How Belly Button Surgery Is Performed
Umbilicoplasty takes about an hour and is typically performed under local anesthesia. Sedation is also an option. The surgeon makes a small incision in the area around the belly button and, depending on your desired results, either excises extra skin or hangs a small amount of abdominal skin over the top of the belly button.
If your belly button is distorted as a result of an umbilical hernia, this will be addressed during your umbilicoplasty procedure.
The incisions heal quickly and are usually hidden. The surgeon will choose whether to use dissolvable or non-dissolvable stitches, based on your unique situation.
While ensuring that the “dimpling” associated with an aesthetically pleasing belly button appears, the surgeon must also take into account the belly button’s size, shape, position, and potential scarring.
Who Is a Candidate?
If you are unsatisfied with the size and shape of your belly button or are unhappy with changes to its appearance as a result of pregnancy, weight gain or an umbilical hernia, you would likely benefit from umbilicoplasty.
However, your medical and surgical history does come into play, says Dr.
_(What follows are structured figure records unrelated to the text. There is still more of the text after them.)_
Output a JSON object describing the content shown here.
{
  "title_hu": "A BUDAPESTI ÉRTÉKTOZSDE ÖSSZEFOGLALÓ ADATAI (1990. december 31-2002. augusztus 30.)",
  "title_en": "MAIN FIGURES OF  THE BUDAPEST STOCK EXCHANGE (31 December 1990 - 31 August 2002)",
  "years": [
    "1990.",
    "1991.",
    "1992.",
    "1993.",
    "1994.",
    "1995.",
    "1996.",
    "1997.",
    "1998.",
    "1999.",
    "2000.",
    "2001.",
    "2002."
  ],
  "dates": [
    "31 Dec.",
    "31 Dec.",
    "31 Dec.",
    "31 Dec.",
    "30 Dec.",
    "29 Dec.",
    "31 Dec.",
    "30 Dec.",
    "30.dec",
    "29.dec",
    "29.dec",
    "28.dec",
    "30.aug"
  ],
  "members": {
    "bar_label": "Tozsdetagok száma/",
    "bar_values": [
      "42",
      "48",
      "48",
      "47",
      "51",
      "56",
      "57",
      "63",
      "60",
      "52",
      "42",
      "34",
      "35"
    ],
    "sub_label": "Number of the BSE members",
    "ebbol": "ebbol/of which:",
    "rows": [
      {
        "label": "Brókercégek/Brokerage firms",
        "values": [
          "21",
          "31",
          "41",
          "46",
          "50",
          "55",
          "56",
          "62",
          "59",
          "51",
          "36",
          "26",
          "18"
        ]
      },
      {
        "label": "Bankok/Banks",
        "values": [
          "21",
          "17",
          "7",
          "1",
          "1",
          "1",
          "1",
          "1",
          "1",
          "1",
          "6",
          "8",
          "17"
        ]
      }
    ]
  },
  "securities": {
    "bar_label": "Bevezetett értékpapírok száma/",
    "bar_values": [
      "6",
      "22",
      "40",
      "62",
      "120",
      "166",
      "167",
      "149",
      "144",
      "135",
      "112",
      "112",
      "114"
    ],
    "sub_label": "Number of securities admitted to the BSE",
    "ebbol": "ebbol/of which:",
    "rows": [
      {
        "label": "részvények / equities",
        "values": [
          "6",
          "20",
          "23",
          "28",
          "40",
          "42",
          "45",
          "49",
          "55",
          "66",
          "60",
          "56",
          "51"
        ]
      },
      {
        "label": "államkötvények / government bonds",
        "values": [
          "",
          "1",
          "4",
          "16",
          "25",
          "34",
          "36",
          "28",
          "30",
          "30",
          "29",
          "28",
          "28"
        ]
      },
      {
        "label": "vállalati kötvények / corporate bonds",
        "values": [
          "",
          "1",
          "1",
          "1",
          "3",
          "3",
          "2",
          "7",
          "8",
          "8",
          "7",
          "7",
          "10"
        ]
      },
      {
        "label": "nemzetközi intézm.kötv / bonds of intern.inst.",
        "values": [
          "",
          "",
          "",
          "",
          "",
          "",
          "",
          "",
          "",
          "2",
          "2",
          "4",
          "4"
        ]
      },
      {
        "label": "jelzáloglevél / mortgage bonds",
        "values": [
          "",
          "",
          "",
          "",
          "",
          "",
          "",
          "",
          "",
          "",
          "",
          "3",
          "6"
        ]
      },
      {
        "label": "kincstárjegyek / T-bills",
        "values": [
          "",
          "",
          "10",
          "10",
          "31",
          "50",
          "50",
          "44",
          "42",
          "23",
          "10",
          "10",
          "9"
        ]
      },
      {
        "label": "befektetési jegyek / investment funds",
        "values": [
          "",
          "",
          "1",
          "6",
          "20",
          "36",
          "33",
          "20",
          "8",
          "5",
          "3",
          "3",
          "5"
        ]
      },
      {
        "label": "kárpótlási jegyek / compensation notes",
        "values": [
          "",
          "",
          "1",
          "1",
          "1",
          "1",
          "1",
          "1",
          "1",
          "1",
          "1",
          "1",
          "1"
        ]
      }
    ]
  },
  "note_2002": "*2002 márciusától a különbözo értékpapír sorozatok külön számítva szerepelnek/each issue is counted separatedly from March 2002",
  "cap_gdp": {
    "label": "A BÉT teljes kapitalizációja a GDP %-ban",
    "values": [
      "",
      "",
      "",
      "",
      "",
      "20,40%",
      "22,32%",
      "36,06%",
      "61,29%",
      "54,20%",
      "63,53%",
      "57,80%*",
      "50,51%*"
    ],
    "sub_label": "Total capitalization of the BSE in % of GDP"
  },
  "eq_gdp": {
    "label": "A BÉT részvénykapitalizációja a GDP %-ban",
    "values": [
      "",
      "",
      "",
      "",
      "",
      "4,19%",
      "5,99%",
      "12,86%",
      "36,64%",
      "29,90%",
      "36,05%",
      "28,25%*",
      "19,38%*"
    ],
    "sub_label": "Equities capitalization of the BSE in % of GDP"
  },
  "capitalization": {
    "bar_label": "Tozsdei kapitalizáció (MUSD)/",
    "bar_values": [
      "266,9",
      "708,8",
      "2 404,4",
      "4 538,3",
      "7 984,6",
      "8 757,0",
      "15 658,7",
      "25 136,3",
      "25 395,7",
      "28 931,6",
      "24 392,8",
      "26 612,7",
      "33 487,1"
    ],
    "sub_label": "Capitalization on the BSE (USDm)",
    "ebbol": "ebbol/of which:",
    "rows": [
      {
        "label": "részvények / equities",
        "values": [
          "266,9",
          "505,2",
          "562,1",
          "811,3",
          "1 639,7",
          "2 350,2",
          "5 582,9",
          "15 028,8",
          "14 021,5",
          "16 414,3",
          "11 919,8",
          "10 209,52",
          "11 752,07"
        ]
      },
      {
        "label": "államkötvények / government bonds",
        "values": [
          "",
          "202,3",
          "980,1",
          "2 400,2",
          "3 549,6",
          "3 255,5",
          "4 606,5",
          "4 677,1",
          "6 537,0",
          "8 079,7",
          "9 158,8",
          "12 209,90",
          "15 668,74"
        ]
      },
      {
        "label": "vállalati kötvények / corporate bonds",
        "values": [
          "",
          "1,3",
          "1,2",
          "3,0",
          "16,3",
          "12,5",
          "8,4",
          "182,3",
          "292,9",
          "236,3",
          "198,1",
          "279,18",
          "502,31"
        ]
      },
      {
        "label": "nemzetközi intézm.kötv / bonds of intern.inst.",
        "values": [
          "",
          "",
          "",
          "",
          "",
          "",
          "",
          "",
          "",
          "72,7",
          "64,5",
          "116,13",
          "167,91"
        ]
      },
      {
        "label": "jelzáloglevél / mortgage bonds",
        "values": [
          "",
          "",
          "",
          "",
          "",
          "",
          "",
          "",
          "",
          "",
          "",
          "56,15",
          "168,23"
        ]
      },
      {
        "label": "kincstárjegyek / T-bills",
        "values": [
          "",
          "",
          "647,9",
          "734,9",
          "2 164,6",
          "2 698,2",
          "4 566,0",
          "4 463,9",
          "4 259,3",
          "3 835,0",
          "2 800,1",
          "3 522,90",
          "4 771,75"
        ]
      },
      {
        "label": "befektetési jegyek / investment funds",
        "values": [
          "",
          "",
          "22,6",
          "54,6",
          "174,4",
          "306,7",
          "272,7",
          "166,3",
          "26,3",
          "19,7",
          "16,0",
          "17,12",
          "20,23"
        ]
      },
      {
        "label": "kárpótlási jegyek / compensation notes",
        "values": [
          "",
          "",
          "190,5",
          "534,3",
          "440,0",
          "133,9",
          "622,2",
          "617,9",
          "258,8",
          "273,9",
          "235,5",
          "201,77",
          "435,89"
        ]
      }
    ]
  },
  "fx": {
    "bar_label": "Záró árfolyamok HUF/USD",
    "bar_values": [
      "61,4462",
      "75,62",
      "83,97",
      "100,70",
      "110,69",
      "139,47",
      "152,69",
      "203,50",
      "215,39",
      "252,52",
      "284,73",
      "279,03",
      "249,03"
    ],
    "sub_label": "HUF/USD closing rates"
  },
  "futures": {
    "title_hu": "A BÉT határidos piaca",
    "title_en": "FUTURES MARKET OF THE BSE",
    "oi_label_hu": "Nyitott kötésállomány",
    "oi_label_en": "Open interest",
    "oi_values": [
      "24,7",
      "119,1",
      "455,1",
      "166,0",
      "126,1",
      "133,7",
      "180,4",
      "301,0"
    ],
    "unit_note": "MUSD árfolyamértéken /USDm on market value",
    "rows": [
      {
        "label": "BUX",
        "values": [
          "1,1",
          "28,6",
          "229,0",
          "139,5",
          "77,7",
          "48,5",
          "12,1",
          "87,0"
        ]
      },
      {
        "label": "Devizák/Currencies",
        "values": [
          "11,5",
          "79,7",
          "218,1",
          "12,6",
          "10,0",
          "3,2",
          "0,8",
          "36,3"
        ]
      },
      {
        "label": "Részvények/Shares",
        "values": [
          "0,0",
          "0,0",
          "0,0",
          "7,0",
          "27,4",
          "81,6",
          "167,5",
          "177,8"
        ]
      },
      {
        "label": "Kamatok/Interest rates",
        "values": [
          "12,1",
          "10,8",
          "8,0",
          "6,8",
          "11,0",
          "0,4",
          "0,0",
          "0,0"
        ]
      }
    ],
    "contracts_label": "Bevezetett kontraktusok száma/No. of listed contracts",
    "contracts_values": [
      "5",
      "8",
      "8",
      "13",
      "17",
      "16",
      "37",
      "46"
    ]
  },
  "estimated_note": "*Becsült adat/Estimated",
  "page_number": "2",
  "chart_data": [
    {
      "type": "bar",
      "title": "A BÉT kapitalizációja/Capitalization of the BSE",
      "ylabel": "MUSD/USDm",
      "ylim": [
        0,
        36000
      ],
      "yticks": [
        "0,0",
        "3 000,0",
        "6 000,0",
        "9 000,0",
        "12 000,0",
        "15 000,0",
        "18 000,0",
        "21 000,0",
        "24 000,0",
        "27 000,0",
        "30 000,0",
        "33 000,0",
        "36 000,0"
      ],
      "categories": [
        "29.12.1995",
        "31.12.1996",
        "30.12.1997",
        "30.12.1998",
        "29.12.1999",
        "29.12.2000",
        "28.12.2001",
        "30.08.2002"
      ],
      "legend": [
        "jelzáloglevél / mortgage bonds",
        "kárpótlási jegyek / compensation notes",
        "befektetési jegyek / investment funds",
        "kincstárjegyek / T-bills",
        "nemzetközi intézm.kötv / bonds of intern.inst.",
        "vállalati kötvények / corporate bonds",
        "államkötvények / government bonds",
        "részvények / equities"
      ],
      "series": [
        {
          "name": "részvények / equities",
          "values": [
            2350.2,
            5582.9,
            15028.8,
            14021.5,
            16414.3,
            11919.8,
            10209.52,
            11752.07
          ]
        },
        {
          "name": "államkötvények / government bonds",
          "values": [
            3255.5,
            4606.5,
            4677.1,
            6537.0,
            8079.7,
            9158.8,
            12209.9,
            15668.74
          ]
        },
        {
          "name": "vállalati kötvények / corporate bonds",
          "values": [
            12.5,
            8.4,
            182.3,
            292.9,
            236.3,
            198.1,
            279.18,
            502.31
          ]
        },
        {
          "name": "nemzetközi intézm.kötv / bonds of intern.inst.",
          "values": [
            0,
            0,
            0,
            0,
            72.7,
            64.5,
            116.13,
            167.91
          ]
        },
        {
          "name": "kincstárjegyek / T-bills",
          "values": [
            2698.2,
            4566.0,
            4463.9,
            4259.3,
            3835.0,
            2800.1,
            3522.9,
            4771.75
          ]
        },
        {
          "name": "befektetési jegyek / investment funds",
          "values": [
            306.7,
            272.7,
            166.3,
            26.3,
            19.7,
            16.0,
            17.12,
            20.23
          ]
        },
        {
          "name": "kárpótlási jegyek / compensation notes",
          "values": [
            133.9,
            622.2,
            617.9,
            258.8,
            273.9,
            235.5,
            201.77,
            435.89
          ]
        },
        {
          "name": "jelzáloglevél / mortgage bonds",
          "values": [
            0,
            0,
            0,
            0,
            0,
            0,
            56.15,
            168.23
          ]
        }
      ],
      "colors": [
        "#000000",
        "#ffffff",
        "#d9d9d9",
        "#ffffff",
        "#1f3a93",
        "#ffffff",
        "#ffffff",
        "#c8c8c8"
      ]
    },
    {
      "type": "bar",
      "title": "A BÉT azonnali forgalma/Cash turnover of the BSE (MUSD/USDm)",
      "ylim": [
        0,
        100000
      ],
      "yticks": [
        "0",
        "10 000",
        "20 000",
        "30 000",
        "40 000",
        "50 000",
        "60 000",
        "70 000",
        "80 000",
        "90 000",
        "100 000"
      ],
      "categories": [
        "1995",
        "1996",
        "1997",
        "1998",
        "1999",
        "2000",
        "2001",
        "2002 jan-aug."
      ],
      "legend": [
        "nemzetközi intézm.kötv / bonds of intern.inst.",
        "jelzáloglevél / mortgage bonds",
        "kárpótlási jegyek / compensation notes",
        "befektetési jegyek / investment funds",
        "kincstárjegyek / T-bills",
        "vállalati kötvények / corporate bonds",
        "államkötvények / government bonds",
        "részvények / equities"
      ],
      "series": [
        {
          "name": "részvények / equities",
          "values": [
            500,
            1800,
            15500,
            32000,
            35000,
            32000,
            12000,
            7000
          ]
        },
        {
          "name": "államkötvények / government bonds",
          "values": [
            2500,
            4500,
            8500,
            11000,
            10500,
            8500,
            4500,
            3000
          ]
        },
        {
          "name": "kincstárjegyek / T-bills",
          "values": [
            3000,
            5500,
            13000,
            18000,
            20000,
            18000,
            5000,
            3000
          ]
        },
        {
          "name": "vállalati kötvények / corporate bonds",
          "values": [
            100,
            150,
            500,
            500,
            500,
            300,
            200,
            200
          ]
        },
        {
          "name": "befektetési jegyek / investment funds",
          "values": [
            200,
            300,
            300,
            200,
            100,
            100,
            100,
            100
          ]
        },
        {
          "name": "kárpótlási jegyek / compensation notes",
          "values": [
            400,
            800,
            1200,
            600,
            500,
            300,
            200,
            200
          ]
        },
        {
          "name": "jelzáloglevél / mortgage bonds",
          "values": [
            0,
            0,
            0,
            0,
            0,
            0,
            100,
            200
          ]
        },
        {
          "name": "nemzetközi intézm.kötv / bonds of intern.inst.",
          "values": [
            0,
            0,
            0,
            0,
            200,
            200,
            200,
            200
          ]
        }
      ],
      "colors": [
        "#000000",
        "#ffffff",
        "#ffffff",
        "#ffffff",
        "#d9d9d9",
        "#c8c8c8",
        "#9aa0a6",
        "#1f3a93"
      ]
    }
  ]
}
Lin. For example, if you have a significant hernia in the belly button area, a shaping procedure is unlikely to improve the appearance of your belly button – in fact, it might make it worse.
To determine whether or not umbilicoplasty is a good option for you, you will need to meet with a plastic surgeon for an evaluation.
After the Surgery
Because belly button surgery is quite straightforward and relatively painless, you will be able to go home almost immediately following the procedure. In many cases dissolvable stitches are used, so there is no need to remove them. If non-dissolvable sutures are used, they will be removed 7 to 10 days after.
Because there is so little bruising, swelling, or discomfort associated with umbilicoplasty, most people are able to return to work and everyday activities the same day or the day after surgery. Healing begins immediately and is usually quick. Any scarring should fade within a few months.
Umbilicoplasty is considered to be a very safe procedure. That being said, the most common risks include the following:
- Poor scar formation
It is, however, very important for you to describe exactly how you see your navel looking after the operation with a surgeon who regularly performs belly button surgery.
How long the results will last is difficult to predict, and depends upon you not losing or gaining too much weight. If you get too fat, for example, your navel could disappear altogether!
Your surgeon will discuss how long they expect the results to last with you, based on their own experience and the experience of their colleagues.